Director Alfred Hitchcock wrote the original story for this richly enjoyable, flavoursome, unfairly neglected 1927 silent movie, in which Carl Brisson plays ‘One-Round’ Jack Sander, a young fairground-booth fighter who marries the cashier Nellie (Lillian Hall-Davies).
But their marriage is flat and Nellie starts to look to Jack’s boxing rival Bob Corby (Ian Hunter) for comfort and then Bob makes off with her. The two boxers mentally as well as physically battle it out at the final boxing match in the Royal Albert Hall in London.

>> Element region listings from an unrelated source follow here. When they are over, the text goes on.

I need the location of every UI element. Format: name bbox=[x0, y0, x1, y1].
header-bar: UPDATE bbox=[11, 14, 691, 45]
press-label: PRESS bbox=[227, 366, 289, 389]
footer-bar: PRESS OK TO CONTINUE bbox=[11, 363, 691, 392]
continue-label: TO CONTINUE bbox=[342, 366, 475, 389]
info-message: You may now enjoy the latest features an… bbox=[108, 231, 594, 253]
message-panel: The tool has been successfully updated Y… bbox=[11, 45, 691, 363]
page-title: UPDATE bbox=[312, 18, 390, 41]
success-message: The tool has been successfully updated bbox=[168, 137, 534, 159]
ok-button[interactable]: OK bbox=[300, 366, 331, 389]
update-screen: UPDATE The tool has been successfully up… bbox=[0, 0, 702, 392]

Of all his pre-talkies, only The Lodger (1927) is better than this top-quality Hitchcock silent. It is imaginative, well observed and entertaining, with a strong visual sense in Jack Cox’s images, and a clever ability to tell a story and develop characters in pictures only. Hitchcock’s wife Alma Reville helped him to turned it into the screenplay.
Also in the cast are Harry Terry as The Showman, Gordon Harker as Jack’s Trainer, Forrester Harvey as The Promoter, Billy Wells and Tom Helmore.
Restored by Studio Canal, it is in a DVD box set with The Farmer’s Wife (1928), Champagne (1928) and The Manxman (1929).